Tras acabar de tocar, cuando agradece los aplausos de manera un tanto mecánica y en apariencia poco sentida, el cuerpo de goma de Wang se escinde en dos mitades, cual contorsionista, y su cabeza desciende casi a la altura de las rodillas, y entonces, sin hacerse mucho de rogar ni mayores miramientos, empieza el carrusel de propinas. Hasta seis: un fragmento de la fantasía sobre Carmen de Vladimir Horowitz, la Canción sin palabras op. 67 núm. 2 de Mendelssohn, el Precipitato de la Sonata núm. 7 de Prokófiev, un arreglo de Giovanni Sgambati de la Danza de los espíritus bienaventurados del Orfeo ed Euridice de Gluck, la Marcha turca de Mozart transformada por Arcadi Volodos y Gretchen am Spinnrade de Schubert en la virtuosística recreación de Franz Liszt. Apenas dos semanas después, el mismo público que había asistido a la lección magistral de pureza de Radu Lupu parecía haberla olvidado, incapaz de distinguir entre esencia y oropel, entre el qué y el cómo.

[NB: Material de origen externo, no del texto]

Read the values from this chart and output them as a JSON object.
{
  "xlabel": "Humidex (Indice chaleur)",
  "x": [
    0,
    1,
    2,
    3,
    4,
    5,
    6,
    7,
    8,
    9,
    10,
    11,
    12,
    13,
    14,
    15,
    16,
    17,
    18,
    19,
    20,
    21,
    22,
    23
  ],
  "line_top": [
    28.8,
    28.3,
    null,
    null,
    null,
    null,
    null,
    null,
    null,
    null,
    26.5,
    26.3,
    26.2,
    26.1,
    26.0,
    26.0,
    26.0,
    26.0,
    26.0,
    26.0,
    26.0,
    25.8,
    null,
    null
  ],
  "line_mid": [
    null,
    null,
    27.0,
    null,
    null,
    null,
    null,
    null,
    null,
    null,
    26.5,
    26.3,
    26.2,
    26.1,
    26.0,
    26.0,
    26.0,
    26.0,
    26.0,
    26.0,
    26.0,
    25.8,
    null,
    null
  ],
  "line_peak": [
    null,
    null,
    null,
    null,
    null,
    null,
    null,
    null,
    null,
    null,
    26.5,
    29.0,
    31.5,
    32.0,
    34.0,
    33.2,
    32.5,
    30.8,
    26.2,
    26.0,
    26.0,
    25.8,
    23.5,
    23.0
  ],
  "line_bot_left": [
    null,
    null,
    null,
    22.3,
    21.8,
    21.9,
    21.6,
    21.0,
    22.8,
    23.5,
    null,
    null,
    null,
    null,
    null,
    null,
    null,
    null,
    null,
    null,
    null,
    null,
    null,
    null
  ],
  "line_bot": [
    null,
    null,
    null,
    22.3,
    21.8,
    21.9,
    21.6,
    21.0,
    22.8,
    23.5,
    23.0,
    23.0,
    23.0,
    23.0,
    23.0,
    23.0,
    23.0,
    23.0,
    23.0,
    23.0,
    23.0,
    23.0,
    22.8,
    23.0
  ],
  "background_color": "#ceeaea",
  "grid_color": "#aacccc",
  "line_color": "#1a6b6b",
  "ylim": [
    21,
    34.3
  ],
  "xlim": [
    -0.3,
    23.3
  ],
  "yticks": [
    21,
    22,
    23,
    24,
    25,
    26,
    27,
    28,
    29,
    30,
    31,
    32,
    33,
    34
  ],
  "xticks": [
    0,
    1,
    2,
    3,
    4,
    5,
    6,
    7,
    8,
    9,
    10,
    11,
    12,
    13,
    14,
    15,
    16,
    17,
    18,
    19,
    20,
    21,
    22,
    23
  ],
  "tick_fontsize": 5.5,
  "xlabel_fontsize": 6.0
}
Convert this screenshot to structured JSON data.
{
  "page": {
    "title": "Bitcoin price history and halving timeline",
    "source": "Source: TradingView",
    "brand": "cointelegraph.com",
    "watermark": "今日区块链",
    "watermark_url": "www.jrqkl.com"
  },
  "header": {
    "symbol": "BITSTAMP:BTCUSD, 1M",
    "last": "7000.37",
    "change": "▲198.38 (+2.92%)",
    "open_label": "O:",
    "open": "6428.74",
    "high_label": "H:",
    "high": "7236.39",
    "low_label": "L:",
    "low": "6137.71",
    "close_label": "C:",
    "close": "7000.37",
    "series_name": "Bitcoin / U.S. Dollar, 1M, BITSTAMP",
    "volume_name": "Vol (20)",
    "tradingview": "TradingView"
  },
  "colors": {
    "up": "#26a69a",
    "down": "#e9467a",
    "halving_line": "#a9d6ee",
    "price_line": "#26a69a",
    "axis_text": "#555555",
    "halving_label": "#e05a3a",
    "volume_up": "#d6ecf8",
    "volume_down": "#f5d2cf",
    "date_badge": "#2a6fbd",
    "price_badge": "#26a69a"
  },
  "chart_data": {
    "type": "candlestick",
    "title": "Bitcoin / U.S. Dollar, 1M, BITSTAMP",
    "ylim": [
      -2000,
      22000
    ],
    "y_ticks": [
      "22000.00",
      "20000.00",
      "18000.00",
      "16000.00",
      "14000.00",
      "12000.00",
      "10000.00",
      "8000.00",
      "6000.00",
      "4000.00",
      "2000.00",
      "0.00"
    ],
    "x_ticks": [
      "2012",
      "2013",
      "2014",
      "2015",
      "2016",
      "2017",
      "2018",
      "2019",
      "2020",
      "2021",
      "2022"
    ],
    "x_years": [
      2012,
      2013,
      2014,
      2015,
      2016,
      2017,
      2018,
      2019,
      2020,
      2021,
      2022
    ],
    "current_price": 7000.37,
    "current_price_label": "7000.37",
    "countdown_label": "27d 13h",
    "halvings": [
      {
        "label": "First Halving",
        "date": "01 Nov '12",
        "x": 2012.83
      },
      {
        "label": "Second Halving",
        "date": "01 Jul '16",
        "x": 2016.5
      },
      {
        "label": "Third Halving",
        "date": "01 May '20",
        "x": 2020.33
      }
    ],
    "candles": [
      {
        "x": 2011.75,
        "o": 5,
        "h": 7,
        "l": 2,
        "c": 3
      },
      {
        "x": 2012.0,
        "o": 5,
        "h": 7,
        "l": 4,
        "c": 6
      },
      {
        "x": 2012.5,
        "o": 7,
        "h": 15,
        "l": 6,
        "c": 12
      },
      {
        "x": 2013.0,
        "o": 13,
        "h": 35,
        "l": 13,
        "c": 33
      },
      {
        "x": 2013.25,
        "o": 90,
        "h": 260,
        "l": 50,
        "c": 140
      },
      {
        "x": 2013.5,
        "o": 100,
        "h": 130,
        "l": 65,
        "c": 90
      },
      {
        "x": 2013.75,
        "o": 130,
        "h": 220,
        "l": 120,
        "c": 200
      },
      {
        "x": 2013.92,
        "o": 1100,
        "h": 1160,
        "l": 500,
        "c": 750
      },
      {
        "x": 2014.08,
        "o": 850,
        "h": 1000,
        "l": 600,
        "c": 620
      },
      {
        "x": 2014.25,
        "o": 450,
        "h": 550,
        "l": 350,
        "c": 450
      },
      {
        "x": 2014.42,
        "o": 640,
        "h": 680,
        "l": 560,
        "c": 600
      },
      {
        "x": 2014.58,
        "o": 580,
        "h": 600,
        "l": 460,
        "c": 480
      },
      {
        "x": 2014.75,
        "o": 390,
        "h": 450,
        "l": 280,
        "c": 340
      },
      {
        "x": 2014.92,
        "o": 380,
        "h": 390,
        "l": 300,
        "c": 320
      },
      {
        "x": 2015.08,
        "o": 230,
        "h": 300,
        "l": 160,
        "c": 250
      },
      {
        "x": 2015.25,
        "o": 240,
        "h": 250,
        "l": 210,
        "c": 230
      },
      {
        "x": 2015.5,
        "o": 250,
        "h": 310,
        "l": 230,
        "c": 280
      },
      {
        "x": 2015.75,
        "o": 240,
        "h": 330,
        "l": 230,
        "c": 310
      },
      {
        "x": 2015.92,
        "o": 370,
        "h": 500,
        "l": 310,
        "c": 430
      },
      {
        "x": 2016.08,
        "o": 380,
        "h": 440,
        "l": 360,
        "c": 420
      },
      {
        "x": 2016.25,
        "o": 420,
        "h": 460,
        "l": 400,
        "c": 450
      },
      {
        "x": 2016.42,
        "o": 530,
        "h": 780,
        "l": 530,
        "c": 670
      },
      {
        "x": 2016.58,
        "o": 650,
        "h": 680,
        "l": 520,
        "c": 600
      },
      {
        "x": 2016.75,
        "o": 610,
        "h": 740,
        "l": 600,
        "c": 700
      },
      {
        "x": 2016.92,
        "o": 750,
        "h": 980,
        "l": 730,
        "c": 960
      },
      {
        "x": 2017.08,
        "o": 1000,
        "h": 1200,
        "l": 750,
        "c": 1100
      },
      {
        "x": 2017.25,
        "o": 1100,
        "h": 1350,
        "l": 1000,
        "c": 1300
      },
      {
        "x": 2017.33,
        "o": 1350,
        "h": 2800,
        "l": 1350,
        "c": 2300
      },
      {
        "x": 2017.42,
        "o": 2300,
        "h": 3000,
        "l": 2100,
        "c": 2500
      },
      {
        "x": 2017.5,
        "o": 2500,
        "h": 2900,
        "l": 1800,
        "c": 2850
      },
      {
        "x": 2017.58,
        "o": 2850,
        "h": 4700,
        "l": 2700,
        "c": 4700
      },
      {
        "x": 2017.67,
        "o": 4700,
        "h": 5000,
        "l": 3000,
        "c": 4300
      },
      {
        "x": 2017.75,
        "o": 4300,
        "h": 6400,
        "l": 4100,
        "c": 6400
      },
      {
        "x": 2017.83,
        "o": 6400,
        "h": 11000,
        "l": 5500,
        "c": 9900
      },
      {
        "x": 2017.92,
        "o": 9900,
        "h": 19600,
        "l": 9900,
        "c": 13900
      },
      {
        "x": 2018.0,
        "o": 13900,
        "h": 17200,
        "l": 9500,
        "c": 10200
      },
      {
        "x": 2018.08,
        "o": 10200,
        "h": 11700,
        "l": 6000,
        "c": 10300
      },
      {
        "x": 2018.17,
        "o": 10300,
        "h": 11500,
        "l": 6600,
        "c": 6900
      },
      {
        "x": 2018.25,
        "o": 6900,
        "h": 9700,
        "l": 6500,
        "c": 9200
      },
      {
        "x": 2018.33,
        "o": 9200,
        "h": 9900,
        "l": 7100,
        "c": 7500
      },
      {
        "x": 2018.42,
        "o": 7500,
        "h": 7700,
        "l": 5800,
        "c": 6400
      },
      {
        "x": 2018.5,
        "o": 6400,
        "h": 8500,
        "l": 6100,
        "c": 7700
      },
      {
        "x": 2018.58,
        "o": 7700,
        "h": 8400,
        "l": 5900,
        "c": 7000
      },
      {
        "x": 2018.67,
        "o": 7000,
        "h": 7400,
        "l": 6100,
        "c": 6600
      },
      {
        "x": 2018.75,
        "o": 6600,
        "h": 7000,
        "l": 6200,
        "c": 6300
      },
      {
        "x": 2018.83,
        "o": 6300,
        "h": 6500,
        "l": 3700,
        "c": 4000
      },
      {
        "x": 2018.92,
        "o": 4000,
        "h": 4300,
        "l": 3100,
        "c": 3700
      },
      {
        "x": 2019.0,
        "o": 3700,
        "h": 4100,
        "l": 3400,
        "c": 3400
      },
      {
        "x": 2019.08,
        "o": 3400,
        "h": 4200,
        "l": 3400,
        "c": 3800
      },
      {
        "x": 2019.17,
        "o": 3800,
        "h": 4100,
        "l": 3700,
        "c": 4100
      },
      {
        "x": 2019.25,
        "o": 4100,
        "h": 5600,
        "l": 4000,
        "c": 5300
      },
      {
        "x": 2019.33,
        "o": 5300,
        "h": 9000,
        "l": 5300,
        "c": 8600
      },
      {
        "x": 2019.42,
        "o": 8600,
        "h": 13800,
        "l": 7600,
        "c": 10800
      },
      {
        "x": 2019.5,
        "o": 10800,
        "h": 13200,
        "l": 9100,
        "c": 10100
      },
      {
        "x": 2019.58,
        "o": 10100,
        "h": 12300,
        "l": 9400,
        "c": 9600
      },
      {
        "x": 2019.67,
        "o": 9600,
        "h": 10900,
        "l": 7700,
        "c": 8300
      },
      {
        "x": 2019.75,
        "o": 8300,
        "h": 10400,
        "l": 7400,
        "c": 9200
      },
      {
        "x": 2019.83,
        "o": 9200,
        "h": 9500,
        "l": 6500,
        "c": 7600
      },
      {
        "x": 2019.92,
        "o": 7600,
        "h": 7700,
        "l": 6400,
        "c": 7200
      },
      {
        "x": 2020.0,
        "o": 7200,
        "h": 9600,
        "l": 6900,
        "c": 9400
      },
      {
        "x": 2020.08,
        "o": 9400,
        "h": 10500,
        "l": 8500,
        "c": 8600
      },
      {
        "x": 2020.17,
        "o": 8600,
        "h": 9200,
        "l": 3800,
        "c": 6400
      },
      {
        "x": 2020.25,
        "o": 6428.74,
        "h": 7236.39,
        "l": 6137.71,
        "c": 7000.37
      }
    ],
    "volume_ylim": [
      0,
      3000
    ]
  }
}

Si el 17 de mayo actuaron simultáneamente Menahem Pressler y Maria João Pires en las dos salas del Auditorio Nacional, el martes volvió a repetirse la contigüidad entre el veterano pianista estadounidense (que tocaba en esta ocasión con el Cuarteto Pacifica) y la volcánica Yuja Wang, máxima representante del intérprete mediático y desaforadamente moderno que arrastra multitudes a su paso. Su último recital en Madrid ha sido un estupendo espectáculo, pero ha estado muy lejos de haber sido, también, un gran concierto.